The Board has begun the process to identify a suitable replacement and shareholders will be advised as soon as an appointment has been made.
As a result of Tongaat’s succession planning processes, a seamless transition to Mr David Noko, who will assume the role of interim Chairperson, has already begun.
Mr Noko has served as lead Non-Executive Director on the Tongaat board since 1 July 2020 and is currently the Lead Independent Non-Executive Director.
He has an HND in Mechanical Engineering, an MDP and an MBA, and is the lead advisor at his consultancy company, ESG Advisory Limited.
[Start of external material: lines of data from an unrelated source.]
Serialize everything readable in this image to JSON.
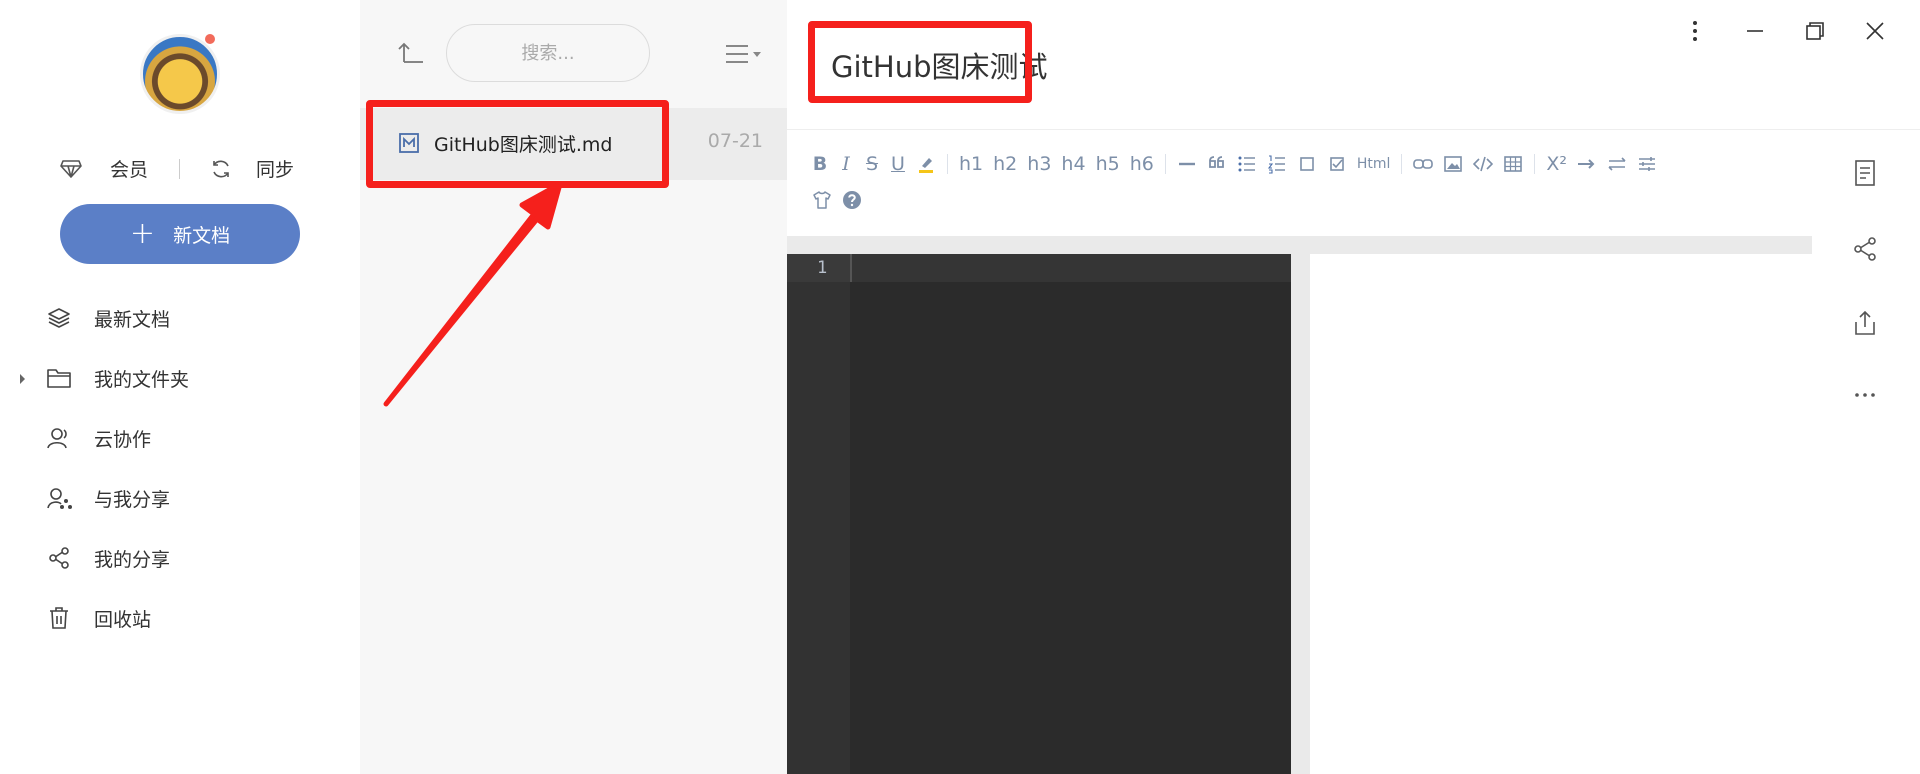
{
  "sidebar": {
    "vip_label": "会员",
    "sync_label": "同步",
    "new_doc_label": "新文档",
    "nav": [
      {
        "label": "最新文档",
        "icon": "layers-icon"
      },
      {
        "label": "我的文件夹",
        "icon": "folder-icon"
      },
      {
        "label": "云协作",
        "icon": "user-icon"
      },
      {
        "label": "与我分享",
        "icon": "user-share-icon"
      },
      {
        "label": "我的分享",
        "icon": "share-icon"
      },
      {
        "label": "回收站",
        "icon": "trash-icon"
      }
    ]
  },
  "filelist": {
    "search_placeholder": "搜索...",
    "files": [
      {
        "name": "GitHub图床测试.md",
        "date": "07-21",
        "icon": "markdown-file-icon"
      }
    ]
  },
  "editor": {
    "title": "GitHub图床测试",
    "toolbar": {
      "headings": [
        "h1",
        "h2",
        "h3",
        "h4",
        "h5",
        "h6"
      ],
      "bold": "B",
      "italic": "I",
      "strike": "S",
      "underline": "U",
      "html": "Html",
      "superscript": "X²"
    },
    "line_number": "1"
  },
  "colors": {
    "accent": "#5b7fc7",
    "highlight_box": "#f5201c",
    "toolbar_icon": "#7d8fa8",
    "code_bg": "#2b2b2b"
  }
}
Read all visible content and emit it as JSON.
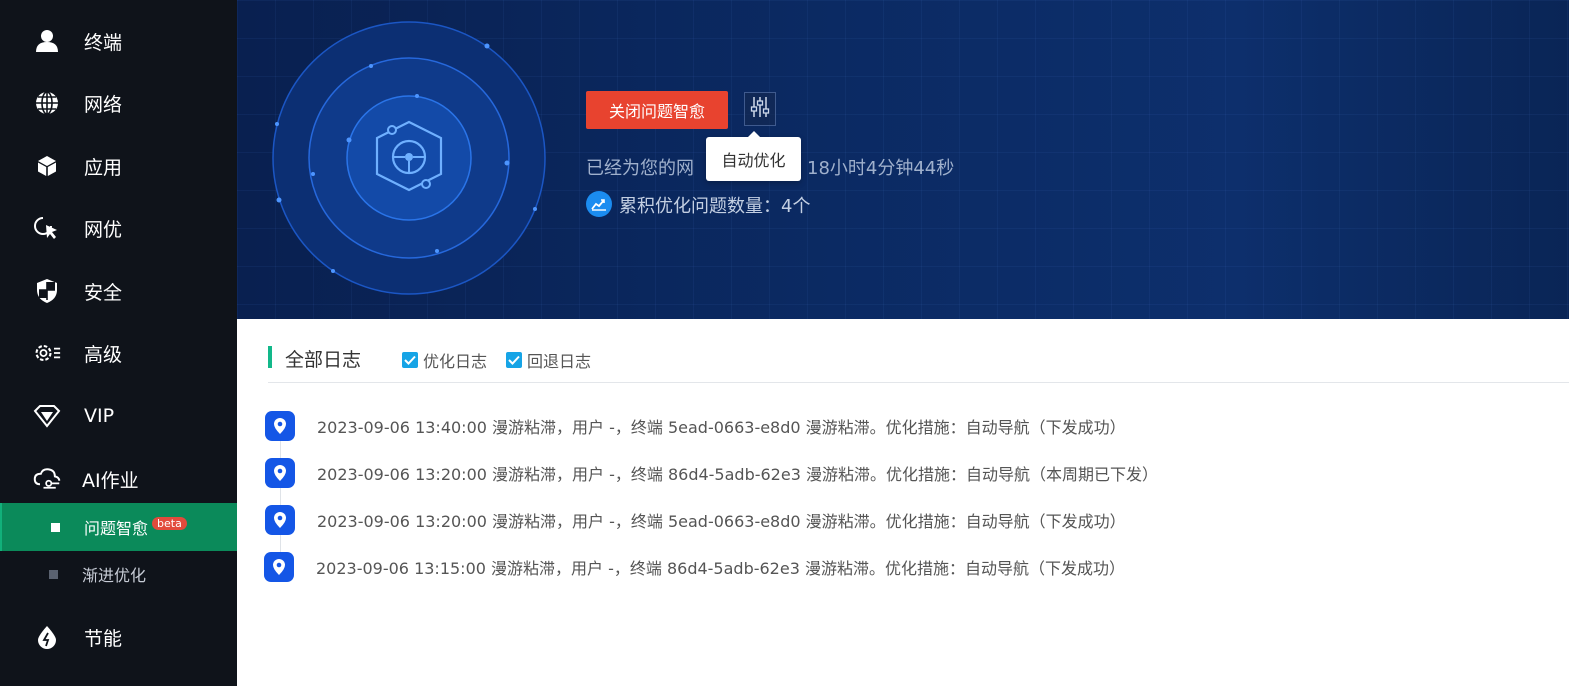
{
  "sidebar": {
    "items": [
      {
        "label": "终端",
        "icon": "user-icon"
      },
      {
        "label": "网络",
        "icon": "globe-icon"
      },
      {
        "label": "应用",
        "icon": "cube-icon"
      },
      {
        "label": "网优",
        "icon": "cursor-click-icon"
      },
      {
        "label": "安全",
        "icon": "shield-icon"
      },
      {
        "label": "高级",
        "icon": "gear-icon"
      },
      {
        "label": "VIP",
        "icon": "diamond-icon"
      },
      {
        "label": "AI作业",
        "icon": "cloud-ai-icon"
      }
    ],
    "sub_items": [
      {
        "label": "问题智愈",
        "badge": "beta",
        "active": true
      },
      {
        "label": "渐进优化",
        "active": false
      }
    ],
    "bottom_item": {
      "label": "节能",
      "icon": "leaf-icon"
    }
  },
  "hero": {
    "close_button": "关闭问题智愈",
    "settings_icon": "sliders-icon",
    "tooltip": "自动优化",
    "status_prefix": "已经为您的网",
    "status_suffix": "18小时4分钟44秒",
    "stat_text": "累积优化问题数量：4个"
  },
  "log": {
    "title": "全部日志",
    "filters": [
      {
        "label": "优化日志",
        "checked": true
      },
      {
        "label": "回退日志",
        "checked": true
      }
    ],
    "entries": [
      "2023-09-06 13:40:00 漫游粘滞，用户 -，终端 5ead-0663-e8d0 漫游粘滞。优化措施：自动导航（下发成功）",
      "2023-09-06 13:20:00 漫游粘滞，用户 -，终端 86d4-5adb-62e3 漫游粘滞。优化措施：自动导航（本周期已下发）",
      "2023-09-06 13:20:00 漫游粘滞，用户 -，终端 5ead-0663-e8d0 漫游粘滞。优化措施：自动导航（下发成功）",
      "2023-09-06 13:15:00 漫游粘滞，用户 -，终端 86d4-5adb-62e3 漫游粘滞。优化措施：自动导航（下发成功）"
    ]
  },
  "colors": {
    "sidebar_bg": "#0f131a",
    "active_item_bg": "#0b8a5a",
    "close_button_bg": "#e8432f",
    "checkbox": "#16a4e6",
    "pin": "#1456e6",
    "accent_bar": "#12b88a"
  }
}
He was Executive Vice President at AngloGold Ashanti and has served as CEO of Air Chefs and Managing Director and CEO of De Beers Consolidated Mines Limited.
He served on the Boards of several prominent companies, is a Chartered Director, a member of the Institute of Directors and is Chairman of the Council of the University of the Free State.
Tongaat Hulett’s rights issue plan awry after TRP investigation findings
Meanwhile, the sugar processor’s plans for up to a R5 billion (US$325m) right issue that had included Mauritius-based Magister, which is owned by the controversial Rudland family, as a potential underwriter, has crashed following a Takeover Regulation Panel (TRP) probe.
According to reports by IOL, the Takeover Regulatory Panel has declared a “nullity” a key shareholder resolution paving the way for the rights issue.
This had followed an investigation into suspicious share purchases by a business partner of Simon Rudland, who owns substantial tobacco interests in Zimbabwe, just prior to a shareholder vote.
The TRP investigation had set out to determine whether Ebrahim Adamjee and his family were “inter-related parties” with Magister, the Mauritius-based company making the bid for Tongaat.
The TRP investigation, which found that Adamjee was an inter-related party, was prompted by a complaint by the so-called “Artemis consortium” of minority shareholders.
THL has indicated it is “continuing to proactively engage with stakeholders” regarding a capital raise transaction and a sustainable solution for the THL group.
“There is a positive commitment from various stakeholders who recognise the critical social impact THL has in South Africa and across the SADC Region,” the group said.
Tongaat is Africa’s biggest sugar producer and one of the largest single employers in the southern Africa region.
THL said a capital raise was a better alternative to asset disposals, which were unlikely to realise full value for the assets.
“The TRP has concluded that the third parties and Magister are concert parties, and accordingly the shareholder waiver has been nullified as a consequence of the third-party share acquisitions.”
THL has further highlighted it is obtaining an exemption from an obligation on Magister to make a mandatory offer had been a condition precedent to the Magister transaction.